With the pessimism that has ruled the markets since crude oil's fall through 105.00 and the Dow Jones Industrial Average's slip from 13,338 and through 13,200 and then through 13,000...is it too crazy a notion that the risk environment about to shift, again?
The chart's tell the story, most especially the chart of the daily YM Dow futures.
The daily Dow remains in a chopping range-bound market and as pessimistic as I was as prices (and news) was at its most optimistic, I have to be a expect some buying support as prices trade into the multiple layers of support; this market is nearing being oversold.

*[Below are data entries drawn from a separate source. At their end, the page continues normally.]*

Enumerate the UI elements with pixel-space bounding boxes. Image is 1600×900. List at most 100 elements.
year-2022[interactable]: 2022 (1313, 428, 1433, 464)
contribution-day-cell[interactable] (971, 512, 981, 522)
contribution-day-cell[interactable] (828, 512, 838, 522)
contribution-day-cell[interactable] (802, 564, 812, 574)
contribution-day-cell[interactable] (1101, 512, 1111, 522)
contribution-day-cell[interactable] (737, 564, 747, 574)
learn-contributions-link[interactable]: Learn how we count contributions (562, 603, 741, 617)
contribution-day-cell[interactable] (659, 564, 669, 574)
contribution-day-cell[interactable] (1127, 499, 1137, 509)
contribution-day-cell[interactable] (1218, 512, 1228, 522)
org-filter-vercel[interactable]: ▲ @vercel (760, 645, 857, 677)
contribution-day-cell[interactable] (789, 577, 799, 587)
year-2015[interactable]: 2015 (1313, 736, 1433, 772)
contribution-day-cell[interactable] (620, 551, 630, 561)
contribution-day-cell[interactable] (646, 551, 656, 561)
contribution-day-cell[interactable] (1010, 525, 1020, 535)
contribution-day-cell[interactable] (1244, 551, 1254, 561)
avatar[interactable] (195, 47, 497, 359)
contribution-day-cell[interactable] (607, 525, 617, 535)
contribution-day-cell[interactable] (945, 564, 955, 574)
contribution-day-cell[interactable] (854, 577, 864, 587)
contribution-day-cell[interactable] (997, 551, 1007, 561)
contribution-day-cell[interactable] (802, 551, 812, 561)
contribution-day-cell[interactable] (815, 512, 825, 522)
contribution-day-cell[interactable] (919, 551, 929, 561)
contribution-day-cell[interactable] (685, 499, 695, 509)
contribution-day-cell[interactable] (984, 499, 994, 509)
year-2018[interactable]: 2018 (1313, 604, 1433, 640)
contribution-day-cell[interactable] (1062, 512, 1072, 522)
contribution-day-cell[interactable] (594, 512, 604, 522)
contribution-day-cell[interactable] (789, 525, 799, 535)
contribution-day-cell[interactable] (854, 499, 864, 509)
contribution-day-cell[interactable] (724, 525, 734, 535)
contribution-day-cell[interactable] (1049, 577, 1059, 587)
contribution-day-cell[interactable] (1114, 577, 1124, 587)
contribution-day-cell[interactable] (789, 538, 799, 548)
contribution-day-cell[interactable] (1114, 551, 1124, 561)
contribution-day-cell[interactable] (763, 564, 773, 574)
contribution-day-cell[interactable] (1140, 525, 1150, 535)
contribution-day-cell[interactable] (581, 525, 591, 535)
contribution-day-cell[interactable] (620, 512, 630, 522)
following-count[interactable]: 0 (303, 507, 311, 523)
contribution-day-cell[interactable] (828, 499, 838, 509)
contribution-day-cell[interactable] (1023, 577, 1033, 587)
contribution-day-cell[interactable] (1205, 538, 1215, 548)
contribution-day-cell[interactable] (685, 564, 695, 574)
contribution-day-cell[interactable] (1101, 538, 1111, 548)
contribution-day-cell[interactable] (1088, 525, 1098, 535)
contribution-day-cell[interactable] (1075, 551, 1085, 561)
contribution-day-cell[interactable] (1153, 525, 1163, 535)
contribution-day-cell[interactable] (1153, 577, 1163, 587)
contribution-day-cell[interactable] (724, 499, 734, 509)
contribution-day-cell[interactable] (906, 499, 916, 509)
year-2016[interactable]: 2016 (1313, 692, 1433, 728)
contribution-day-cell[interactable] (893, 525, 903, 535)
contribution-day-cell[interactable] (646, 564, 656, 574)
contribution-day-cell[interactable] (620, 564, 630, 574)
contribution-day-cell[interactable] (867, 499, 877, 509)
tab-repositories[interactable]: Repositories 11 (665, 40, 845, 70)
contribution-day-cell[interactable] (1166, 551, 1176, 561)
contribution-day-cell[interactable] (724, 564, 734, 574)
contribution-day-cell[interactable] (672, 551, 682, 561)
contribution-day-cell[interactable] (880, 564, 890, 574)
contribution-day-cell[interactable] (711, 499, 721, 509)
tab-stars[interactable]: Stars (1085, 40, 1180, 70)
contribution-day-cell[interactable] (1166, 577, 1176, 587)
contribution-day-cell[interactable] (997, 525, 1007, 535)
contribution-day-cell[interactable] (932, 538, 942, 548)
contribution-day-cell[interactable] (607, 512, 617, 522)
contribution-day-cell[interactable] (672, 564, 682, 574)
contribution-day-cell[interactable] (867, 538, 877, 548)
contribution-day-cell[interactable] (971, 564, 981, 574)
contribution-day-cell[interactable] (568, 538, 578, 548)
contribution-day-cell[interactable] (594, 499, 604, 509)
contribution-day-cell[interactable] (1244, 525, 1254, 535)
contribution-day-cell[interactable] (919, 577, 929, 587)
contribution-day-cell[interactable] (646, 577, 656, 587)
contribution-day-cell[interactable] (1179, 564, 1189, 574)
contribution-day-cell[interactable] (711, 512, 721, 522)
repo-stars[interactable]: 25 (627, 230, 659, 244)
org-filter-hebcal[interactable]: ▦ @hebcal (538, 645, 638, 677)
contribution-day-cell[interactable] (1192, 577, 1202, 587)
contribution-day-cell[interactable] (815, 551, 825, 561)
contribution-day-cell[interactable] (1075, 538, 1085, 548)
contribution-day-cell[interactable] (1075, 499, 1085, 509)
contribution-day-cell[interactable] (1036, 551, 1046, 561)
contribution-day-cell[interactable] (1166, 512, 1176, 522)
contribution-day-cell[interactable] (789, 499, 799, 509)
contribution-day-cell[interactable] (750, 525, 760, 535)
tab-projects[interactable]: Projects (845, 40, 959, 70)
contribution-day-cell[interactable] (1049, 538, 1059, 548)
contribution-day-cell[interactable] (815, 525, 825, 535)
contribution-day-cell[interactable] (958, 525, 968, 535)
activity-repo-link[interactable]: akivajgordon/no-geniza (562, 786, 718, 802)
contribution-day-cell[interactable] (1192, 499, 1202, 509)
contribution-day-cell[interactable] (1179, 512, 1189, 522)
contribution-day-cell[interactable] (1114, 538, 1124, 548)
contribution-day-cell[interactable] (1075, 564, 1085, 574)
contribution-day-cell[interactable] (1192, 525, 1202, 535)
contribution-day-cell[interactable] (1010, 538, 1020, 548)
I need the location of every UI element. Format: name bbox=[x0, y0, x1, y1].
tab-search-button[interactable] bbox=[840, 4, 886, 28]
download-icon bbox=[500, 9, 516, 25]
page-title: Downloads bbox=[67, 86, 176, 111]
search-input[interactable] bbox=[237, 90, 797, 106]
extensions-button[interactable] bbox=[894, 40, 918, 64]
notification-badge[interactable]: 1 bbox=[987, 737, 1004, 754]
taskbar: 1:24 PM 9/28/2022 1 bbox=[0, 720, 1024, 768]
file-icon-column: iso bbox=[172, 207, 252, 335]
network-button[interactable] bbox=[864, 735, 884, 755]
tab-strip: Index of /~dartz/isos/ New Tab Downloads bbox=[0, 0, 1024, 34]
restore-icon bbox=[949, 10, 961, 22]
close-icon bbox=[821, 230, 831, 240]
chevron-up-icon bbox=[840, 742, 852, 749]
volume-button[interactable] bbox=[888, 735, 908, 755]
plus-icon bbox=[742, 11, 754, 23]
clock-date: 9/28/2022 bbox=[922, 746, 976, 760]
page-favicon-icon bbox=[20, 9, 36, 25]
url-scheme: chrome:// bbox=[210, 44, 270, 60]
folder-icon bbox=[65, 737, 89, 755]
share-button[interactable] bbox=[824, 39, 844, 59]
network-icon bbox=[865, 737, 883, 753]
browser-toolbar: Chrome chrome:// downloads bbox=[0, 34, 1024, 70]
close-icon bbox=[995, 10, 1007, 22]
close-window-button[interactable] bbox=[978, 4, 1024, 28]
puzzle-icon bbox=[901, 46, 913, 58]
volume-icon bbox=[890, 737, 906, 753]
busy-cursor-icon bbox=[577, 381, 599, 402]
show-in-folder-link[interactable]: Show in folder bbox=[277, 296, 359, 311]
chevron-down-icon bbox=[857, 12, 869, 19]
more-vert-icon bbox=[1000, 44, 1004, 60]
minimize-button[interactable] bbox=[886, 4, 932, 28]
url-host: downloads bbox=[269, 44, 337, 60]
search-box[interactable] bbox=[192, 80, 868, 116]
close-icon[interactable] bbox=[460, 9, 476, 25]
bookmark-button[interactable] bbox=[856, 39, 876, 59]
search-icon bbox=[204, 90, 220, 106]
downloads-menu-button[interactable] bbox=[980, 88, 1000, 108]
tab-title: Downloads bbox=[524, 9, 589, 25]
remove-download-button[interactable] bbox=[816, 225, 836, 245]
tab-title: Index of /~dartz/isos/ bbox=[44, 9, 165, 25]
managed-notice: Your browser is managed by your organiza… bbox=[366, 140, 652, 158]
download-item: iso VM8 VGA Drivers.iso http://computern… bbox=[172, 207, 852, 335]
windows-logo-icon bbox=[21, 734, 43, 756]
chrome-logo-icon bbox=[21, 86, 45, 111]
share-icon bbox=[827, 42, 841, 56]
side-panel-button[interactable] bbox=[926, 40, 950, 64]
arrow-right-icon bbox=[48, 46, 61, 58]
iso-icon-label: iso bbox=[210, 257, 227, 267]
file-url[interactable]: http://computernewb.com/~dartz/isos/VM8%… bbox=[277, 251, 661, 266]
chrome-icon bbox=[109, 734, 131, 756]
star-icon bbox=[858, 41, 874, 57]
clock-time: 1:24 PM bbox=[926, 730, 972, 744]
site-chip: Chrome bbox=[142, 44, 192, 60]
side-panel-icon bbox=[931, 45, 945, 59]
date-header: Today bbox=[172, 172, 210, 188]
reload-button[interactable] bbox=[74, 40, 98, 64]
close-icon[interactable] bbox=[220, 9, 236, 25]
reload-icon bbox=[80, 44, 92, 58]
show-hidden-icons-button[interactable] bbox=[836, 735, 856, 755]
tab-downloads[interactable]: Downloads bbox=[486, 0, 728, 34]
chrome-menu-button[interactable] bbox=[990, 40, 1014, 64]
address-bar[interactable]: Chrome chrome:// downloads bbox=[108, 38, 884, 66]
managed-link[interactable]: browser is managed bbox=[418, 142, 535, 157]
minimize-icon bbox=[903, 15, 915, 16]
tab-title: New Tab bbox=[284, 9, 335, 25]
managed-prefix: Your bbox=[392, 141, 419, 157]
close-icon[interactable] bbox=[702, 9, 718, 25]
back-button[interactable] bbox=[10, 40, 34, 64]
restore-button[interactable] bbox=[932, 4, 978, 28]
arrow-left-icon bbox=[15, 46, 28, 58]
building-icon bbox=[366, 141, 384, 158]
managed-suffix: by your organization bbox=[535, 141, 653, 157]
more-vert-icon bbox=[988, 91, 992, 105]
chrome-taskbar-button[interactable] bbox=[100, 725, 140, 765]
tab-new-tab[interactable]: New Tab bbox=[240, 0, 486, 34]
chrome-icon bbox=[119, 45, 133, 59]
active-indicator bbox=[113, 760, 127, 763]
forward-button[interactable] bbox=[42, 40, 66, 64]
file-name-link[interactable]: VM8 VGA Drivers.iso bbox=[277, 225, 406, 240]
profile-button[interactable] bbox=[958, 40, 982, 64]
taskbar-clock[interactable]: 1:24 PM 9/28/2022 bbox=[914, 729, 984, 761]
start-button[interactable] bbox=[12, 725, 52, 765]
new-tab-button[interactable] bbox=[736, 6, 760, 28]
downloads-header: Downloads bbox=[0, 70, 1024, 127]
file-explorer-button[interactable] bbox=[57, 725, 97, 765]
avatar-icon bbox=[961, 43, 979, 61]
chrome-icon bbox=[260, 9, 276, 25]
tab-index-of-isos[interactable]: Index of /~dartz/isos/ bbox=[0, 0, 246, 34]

The Dow's not alone in the bearish hesitancy...crude oil's feeling a little shy below the 200DMA. No momentum lower despite three candle wicks that pierces this key support level.
Crude's meltdown preceded this risk OFF environment and the lack of selling momentum through the 200DMA may be a small sign that the equities market is ready to bounce higher into the sideways range.
This is not a question of being a bull or a bear BUT RATHER RESPECTING THE FACT THAT NEITHER HAS CONTROL OVER LONGER TERM PSYCHOLOGY.
By the way, I still feel that path of least resistance it down for risk so more aussie weakness, equities weakness, euro weakness...and yen strength. That means that any bounce could simply be another opportunity to set up longer term time (four hour and daily) frame trend following shorts on the EUR/JPY, AUD/JPY, AUD/CAD, AUD/USD, and USD/JPY.